Favorite vacation spot
I’m very lucky to have a house in Long Island on the North Fork, and it is my favorite place to go. I associate it with nature and my family and my friends. A really good place to have a lobster roll and get seafood you can make at home is called the Southold Fish Market. I always send people there to have a lobster roll. It’s very North Fork, and it also reminds me a bit of northern Michigan. I grew up in Michigan, but I spent time in the Upper Peninsula as a kid, and the North Fork reminds me of that; it’s not pretentious and it’s kind of folksy.
If I’m going to travel somewhere else, I love Mexico. I’ve been to Esencia several times, which is sort of near Tulum, and that is a beautiful, beautiful place to go. If I’m taking time off with my family, I am a beach vacation person for sure. I want to read those books, and I want to swim—I love being in the water. That’s something I love about the North Fork; I live on the water, I’m always in the water there.
What she’s traveling with
You have to do a carry-on, but sometimes you cannot avoid checking a bag. I am going to San Francisco, and I’m there for four or five days. I have day events, night events, keynote speeches—I’m not going to get a whole wardrobe into a carry-on bag, so sadly, I have some checked bags coming for me. I have T. Anthony luggage, and it’s all been with me a long time, it’s all taken a beating. On the plane, I’m that annoying person with the small bag and the big tote. I have to have a lip balm, I have to have a hand lotion or a cuticle cream and I really won’t get on a plane without my own bottle of water. I love Aesop hand cream, and the lip balm, it ranges from Maybelline Baby Lips to some Hermès lip balm that someone gave me. The Barbara Sturm lip balm is so good, and it doubles as a cuticle cream. I have very dry cuticles, so if I have Barbara Sturm, put it on your lips, put it on your cuticles—one little tub and you’re done. You also need a book, you need your headphones, I always need a sweater or a wrap and an extra pair of warm socks.
Her go-to spot in Tribeca
I love a restaurant called Houseman on Greenwich Street. It’s near where I live in Tribeca, and it’s a great neighborhood spot with locals. My friend, Ned [Baldwin], is the owner/chef, and the food is fantastic. He’s kind of famous for the burger, but I always eat the plate salad, which is not on the menu—you have to ask for it, but they’ll make it for you. And the plate salad is like the best baby gem lettuces, the best avocado, they’ll put this perfectly cooked egg that’s soft, but not mushy. It’s such a good salad.

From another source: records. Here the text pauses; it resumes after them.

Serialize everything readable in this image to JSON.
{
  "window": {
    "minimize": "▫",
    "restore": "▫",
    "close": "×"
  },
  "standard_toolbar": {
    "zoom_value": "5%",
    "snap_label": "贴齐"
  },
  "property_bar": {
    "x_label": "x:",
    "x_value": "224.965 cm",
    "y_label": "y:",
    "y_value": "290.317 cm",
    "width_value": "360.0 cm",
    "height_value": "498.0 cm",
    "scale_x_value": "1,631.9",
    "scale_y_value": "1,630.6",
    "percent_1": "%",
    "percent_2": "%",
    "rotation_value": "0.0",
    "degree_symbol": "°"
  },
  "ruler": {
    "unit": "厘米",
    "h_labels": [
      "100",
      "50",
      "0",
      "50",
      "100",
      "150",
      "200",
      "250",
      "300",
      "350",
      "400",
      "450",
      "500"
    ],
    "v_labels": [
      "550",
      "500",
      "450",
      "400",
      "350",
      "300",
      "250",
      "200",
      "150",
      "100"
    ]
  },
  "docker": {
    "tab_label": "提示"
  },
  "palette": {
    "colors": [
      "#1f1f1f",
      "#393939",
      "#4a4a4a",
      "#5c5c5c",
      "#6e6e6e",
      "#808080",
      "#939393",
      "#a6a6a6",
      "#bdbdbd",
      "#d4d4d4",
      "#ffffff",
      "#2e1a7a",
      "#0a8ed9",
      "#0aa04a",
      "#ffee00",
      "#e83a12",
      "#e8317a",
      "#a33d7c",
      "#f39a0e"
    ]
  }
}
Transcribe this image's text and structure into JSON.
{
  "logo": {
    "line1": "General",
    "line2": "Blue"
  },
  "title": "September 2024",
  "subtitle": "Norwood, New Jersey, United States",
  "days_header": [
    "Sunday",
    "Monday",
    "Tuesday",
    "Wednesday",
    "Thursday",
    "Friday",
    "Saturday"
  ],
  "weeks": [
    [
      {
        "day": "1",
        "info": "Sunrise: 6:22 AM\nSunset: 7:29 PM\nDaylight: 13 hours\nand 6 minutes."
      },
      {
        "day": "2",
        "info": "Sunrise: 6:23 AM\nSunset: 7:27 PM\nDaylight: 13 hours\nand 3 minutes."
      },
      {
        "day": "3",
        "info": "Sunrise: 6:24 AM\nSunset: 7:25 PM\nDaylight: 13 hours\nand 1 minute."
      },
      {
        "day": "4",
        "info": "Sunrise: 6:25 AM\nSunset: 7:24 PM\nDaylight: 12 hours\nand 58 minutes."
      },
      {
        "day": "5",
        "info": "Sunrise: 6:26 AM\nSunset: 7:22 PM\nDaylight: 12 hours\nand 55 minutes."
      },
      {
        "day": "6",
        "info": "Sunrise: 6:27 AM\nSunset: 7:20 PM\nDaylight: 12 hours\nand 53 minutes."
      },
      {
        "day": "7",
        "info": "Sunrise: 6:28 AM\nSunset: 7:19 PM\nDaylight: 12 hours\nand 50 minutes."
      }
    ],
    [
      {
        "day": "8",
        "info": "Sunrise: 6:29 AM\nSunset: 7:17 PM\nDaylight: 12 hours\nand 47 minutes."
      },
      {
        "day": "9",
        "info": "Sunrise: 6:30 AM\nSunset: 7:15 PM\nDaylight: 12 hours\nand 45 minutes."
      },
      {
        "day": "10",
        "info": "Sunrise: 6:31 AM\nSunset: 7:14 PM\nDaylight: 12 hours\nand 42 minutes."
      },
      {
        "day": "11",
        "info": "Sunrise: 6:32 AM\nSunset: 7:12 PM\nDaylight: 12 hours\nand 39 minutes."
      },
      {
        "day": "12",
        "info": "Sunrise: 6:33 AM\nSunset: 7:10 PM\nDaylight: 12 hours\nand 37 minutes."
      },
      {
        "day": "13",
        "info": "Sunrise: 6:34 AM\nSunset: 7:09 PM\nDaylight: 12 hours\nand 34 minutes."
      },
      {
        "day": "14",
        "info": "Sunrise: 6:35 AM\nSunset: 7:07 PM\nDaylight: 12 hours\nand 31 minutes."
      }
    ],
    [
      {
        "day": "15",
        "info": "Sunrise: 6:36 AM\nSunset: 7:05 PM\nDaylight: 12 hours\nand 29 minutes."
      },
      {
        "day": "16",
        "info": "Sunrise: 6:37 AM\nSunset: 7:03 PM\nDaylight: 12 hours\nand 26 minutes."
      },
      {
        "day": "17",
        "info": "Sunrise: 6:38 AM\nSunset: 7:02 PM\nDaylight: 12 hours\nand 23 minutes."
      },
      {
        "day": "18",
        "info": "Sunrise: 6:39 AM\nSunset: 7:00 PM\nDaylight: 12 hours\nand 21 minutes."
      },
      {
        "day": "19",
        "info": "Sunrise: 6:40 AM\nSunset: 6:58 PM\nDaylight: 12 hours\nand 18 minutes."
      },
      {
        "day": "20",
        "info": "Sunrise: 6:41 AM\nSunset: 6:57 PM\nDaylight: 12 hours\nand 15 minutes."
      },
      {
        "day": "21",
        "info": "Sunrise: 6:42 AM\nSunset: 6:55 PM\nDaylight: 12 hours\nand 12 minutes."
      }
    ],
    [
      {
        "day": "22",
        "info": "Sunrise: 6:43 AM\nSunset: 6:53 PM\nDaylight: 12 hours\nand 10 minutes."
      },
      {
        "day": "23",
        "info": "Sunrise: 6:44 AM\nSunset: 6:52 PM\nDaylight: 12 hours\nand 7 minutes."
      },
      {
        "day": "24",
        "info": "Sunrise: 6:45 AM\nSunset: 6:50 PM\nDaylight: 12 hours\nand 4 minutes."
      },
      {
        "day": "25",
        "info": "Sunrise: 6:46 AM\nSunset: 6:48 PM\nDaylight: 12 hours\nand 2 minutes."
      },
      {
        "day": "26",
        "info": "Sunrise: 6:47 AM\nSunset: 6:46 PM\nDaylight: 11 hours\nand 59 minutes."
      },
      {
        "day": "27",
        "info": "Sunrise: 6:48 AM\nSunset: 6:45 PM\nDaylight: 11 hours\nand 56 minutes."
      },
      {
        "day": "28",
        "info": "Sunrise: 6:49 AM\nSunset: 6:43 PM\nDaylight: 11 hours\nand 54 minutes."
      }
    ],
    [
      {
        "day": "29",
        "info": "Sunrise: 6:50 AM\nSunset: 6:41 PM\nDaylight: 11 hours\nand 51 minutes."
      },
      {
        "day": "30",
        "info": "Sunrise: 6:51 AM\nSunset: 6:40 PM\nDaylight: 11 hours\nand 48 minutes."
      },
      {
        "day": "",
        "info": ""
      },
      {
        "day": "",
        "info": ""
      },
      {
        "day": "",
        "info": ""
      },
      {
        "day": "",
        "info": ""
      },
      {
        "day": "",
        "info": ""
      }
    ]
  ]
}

The one thing in her wardrobe she refuses to part with
I have tons of Chanel slingback shoes. Some have a higher heel, some lower, I have many different color combos. They’re comfortable, they’re light, they’re small, so you can pack them, they look good with everything. It’s certainly not an issue of getting rid of them, if anything, I just keep collecting more in different colorways with the little toe—I find them so elegant and easy to wear. There’s a box of pointe shoes somewhere around. That’s not really my wardrobe, but they do represent my past, that’s for sure. I have two daughters who are in their 20s, so there’s no reason to get rid of anything. They want it all; they’ll take it, they’ll give it new life, wear it in a different way. I’m really happy when I see them wearing my old clothes, or, I have a lot of vintage jewelry, and the girls are into all of it.